Here’s how it turned out:
Knowledge On Tap
Looks neat, right? But I bet you’re wondering what’s the tech behind this magic machine.
- First you make a selfie on a companion app, the picture is then fed into the system for reference and analyzed for so-called landmarks (position of eyes, eyebrows, nose, jawline and other specific facial features).
- The analysis/recognition of the facial landmarks is performed using a machine learning based model which has been trained on publicly-available photos of celebrities and popular people. At some point the system is able to recognize familiar faces by itself and you only need to correct the results to improve the model.
- According to (average) landmark positions, a unique “vector” describing a given person is created which essentially contains distances/proportions of landmarks in relation to each other.
- Those vectors end up (in a VERY encrypted fashion) on the chip hooked up to the beer dispenser’s video camera which is positioned to record people’s faces as they stand in front of the machine.
- As people approach the machine, the same model is applied on the chip to analyze each video frame (in real-time) and detect faces (with landmarks) present in the video frame.
- Those vectors are compared against the securely stored vectors from selfies of people registered in the system. If the difference between vectors is relatively small, it’s safe to assume that the face in the video frame matches the person’s selfie in the database.
The whole process of video frame analysis, face recognition and face detection is computationally expensive. It used to require very powerful machines (with multiple cores) so that several frames can be processed per second. To pack all this processing power on a single chip is nothing short of a miracle. It was made possible only recently with developments in GPUs used by graphics cards for high-end gaming (OK, not only for that, but it’s nice to think that hours spent on Call of Duty finally paid off!).

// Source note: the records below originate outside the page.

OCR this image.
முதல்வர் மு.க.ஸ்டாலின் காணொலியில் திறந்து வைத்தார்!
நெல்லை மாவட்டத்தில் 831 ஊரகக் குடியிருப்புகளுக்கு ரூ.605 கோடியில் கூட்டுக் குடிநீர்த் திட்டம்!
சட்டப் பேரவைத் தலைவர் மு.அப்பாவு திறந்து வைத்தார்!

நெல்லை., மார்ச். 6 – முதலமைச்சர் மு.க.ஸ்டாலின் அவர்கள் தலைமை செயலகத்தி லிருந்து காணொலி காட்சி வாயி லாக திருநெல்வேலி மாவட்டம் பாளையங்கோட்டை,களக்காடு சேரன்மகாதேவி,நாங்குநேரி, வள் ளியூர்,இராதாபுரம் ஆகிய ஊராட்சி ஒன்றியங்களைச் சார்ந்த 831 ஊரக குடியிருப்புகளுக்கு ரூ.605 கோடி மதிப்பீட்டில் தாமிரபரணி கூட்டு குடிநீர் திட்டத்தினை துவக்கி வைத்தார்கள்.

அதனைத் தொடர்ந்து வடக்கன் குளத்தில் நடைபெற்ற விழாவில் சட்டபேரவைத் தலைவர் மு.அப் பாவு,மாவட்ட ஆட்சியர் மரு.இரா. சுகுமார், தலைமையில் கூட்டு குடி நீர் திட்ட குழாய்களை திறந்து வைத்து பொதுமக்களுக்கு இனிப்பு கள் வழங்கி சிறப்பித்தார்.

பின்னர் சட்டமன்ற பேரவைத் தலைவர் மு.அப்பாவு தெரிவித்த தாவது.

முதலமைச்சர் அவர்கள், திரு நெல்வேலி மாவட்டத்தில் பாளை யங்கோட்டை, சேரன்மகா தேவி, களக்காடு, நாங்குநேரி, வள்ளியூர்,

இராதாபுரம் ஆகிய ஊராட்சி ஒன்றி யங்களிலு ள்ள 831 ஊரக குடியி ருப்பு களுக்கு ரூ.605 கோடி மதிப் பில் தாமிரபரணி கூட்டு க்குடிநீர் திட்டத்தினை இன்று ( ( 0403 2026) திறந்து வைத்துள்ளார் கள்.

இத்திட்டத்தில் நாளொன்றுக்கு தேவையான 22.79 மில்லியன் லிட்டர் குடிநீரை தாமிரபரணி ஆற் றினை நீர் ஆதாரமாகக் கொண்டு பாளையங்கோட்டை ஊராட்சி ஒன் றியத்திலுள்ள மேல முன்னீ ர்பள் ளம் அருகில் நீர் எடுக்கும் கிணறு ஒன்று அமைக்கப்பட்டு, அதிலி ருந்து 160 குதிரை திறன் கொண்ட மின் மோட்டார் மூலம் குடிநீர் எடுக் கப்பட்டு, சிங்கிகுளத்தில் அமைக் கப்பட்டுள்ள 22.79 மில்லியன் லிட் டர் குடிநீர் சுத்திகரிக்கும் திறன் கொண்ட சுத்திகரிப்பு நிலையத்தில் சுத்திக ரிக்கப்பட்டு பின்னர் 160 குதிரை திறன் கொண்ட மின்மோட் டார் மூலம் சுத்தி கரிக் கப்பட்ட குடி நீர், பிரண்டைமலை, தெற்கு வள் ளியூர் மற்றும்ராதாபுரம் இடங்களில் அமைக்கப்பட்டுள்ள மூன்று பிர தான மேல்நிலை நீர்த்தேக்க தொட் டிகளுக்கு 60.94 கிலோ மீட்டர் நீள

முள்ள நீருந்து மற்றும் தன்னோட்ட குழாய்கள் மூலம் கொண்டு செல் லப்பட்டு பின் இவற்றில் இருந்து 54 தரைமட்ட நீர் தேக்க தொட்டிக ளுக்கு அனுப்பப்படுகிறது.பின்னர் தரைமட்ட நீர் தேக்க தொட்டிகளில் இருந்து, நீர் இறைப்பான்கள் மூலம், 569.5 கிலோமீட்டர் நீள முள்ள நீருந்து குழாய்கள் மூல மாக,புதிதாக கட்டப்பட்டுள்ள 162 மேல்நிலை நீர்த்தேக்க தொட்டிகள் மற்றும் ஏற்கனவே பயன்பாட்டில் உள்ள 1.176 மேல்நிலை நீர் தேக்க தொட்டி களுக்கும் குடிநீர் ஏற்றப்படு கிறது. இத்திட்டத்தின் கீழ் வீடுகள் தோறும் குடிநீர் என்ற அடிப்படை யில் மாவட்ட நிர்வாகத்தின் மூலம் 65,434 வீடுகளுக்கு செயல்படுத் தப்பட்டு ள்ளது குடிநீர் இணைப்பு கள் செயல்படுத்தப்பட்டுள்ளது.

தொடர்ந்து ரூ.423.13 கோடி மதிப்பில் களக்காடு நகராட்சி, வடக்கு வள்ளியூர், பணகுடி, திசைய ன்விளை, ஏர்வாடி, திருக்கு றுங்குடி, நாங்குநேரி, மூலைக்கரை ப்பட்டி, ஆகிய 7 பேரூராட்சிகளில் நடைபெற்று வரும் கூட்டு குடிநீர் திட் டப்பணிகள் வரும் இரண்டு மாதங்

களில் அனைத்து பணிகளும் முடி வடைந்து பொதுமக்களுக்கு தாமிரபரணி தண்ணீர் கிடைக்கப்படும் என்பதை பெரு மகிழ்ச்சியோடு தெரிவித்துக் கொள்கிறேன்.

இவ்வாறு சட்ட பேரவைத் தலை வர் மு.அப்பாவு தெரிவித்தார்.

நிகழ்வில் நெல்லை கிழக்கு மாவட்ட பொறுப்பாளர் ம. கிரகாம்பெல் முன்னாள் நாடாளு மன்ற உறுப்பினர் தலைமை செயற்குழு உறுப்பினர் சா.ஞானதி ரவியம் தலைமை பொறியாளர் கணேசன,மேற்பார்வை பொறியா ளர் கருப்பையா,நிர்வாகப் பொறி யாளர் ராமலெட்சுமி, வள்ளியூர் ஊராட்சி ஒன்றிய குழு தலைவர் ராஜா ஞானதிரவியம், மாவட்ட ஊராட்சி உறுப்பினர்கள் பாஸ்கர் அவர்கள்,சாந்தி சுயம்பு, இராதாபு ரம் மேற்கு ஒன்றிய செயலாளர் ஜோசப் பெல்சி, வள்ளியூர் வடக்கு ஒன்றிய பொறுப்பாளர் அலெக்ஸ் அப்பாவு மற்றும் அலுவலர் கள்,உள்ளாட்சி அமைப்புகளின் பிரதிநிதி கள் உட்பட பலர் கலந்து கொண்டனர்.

The machine learning aspect is not the only cool feature of the SmartBar. It also allows for automatic drafting, thanks to a customized BottomsUp beer dispensing system. You simply push down the cup on the allotted slot (which will light up with the color matching your order), and it will then automatically fill up from the bottom. This will speed up things and make it a lot easier for multiple people to be served at the same time.
Let Emojis Do The Talking
Now that we’ve got the tech side covered, it was time to start thinking of the look and identity we wanted for the app. With this project, we wanted make face recognition technology more approachable by presenting it in a fun, casual way. The technology behind the whole system is very complex, but we didn’t want the people using the app to get overwhelmed by that. We needed to onboard the user to the system and explain the purchase flow in an easy way, so they will be curious to give it a try. The fact we’re using his/her image shouldn’t be scary and keep people from trying. In the end, if someone wants a drink, it should be fast! So the whole point was to make the check-out at the bar seamless meaning we had to prevent users from making mistakes, like taking a selfie in bad lighting.
Here’s how we did it:
- We adopted Wirecard’s color scheme and big fonts in the onboarding to make the app look friendly, but reliable.
- Using emojis are a great way to break the ice and convey a message quickly.
- The most important part of the flow was of course the selfie. First, we had to explain the user why we need it (since most people are not really used to “paying” with their face yet). And then, we had to make sure the user takes a clear photo which allows us to recognize him later.
After all, the onboarding is a visual process, so using emojis makes more sense in this case. The animations catch the user’s attention, while showing the selfie instructions directly over the dimmed camera image. For the demo, we decided to offer the user two options: beer or lemonade. Instead of a grid with items to select, we opted for a more engaging purchase flow, while still keeping it really simple. Swipe to switch between drinks, tap to select and confirm the order. Et voilà!
SmartBar Goes Live
So once the kegs were cold and the screens are hooked up, it was time for the big reveal of the first prototype at DLD Berlin. Wirecard hosted their own space where people could mingle and network in between talks, and place an order at the SmartBar to get their drinks.
So, what’s next? If you didn’t get a chance to try SmartBar at DLD, it will be set up at ITB in Berlin in March 2018 for more drinks.